In her article "Your Sins Shall Be White as Yucca," associate editor Wendy Murray Zoba, who put together this special Bible issue, highlights the formidable task of Wycliffe Bible Translators: "How does one communicate saving atonement to a jungle tribe who had never held a book, let alone read one?"

Wendy traveled to Peru to visit Gene and Marie Scott, the missionaries she profiles in the article, and to learn more about how Scripture is translated into a primitive culture. In her article, she demonstrates that Bible translation is more than a simple game of fill-in-the-blanks. It is a complicated venture that factors in the Christian character of the translators themselves.

Wendy first met the Scotts when her husband presided over the marriage of their son in Honduras. "What stood out for me," she says, "was the amount of laughter they shared with their grown children." And in Peru, where all the Scott "children" gathered for the New Testament dedication, Wendy got a glimpse into the life that many MKs experience, which sets the stage for this kind of joy. Steve Scott told her about a "kamikaze parrot" they named Stinky McNasty who would dive-bomb them during volleyball matches. Dave Scott shared how he and Steve used to lie down at the foot of the runway at the Pucallpa airport for the rush of being nearly brushed by descending planes. Priscilla Scott Rutherford reminisced about her sixteenth birthday when a pilot from the hangar gave her two hours of ground instruction and then let her fly a float plane. Becky Scott Mottola, who was six months pregnant at the time, boldly led Wendy and others on a "jungle hike" through thick vegetation and slippery ravines. For her, this was "coming home."

"Gene and Marie traded twentieth-century American lifestyles for 40 years of living in the Amazon rain forests among a primitive tribe to be their translators," says Wendy. "But they didn't just translate the Word of God, they incarnated it. This gave the words on the paper power and authenticity," she says.
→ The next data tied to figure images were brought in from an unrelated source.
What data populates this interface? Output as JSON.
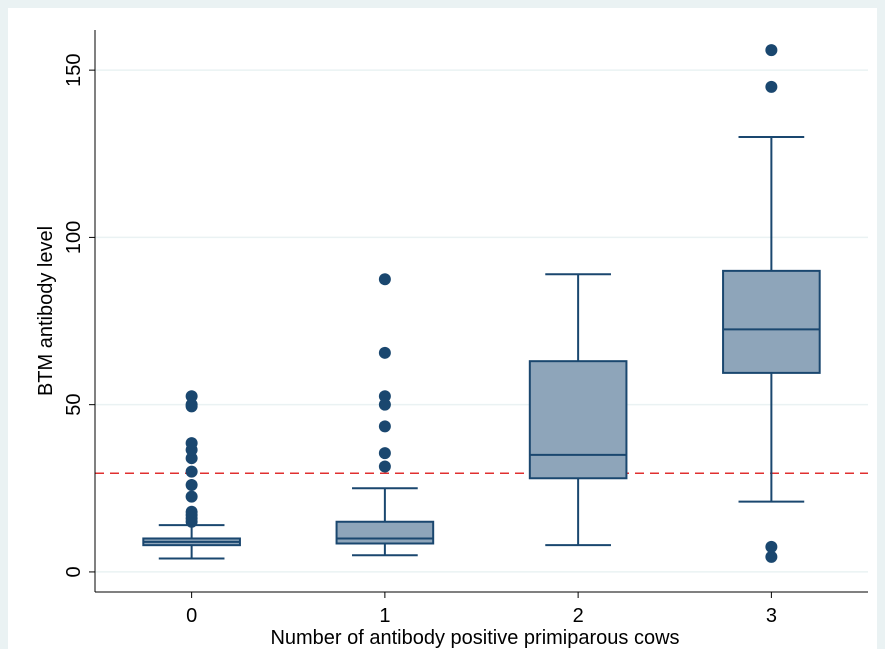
{
  "chart_data": {
    "type": "box",
    "xlabel": "Number of antibody positive primiparous cows",
    "ylabel": "BTM antibody level",
    "categories": [
      "0",
      "1",
      "2",
      "3"
    ],
    "ylim": [
      -6,
      162
    ],
    "yticks": [
      0,
      50,
      100,
      150
    ],
    "grid": true,
    "reference_line": {
      "y": 29.5,
      "color": "#e03030",
      "style": "dashed"
    },
    "colors": {
      "box_fill": "#8ea5ba",
      "box_stroke": "#1a476f",
      "outlier": "#1a476f",
      "grid": "#eaf2f3",
      "background": "#eaf2f3"
    },
    "boxes": [
      {
        "category": "0",
        "whisker_low": 4,
        "q1": 8,
        "median": 9,
        "q3": 10,
        "whisker_high": 14,
        "outliers": [
          15,
          16,
          17,
          18,
          22.5,
          26,
          30,
          34,
          36.5,
          38.5,
          49.5,
          50,
          52.5
        ]
      },
      {
        "category": "1",
        "whisker_low": 5,
        "q1": 8.5,
        "median": 10,
        "q3": 15,
        "whisker_high": 25,
        "outliers": [
          31.5,
          35.5,
          43.5,
          50,
          52.5,
          65.5,
          87.5
        ]
      },
      {
        "category": "2",
        "whisker_low": 8,
        "q1": 28,
        "median": 35,
        "q3": 63,
        "whisker_high": 89,
        "outliers": []
      },
      {
        "category": "3",
        "whisker_low": 21,
        "q1": 59.5,
        "median": 72.5,
        "q3": 90,
        "whisker_high": 130,
        "outliers": [
          4.5,
          7.5,
          145,
          156
        ]
      }
    ]
  }
}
"In my article, I see myself as a 'translator' of sorts, too—interpreting this world to our readers in the U.S. Sometimes we need to be reminded of how good the missionary call is, and how much there is to be gained when we let go of our comfort zones and become available to God, as Gene and Marie did."

The missionary call is one marked with setbacks and hardships, as Wendy's article reflects. But, as the Scotts bear witness, it is also marked with lots of laughter.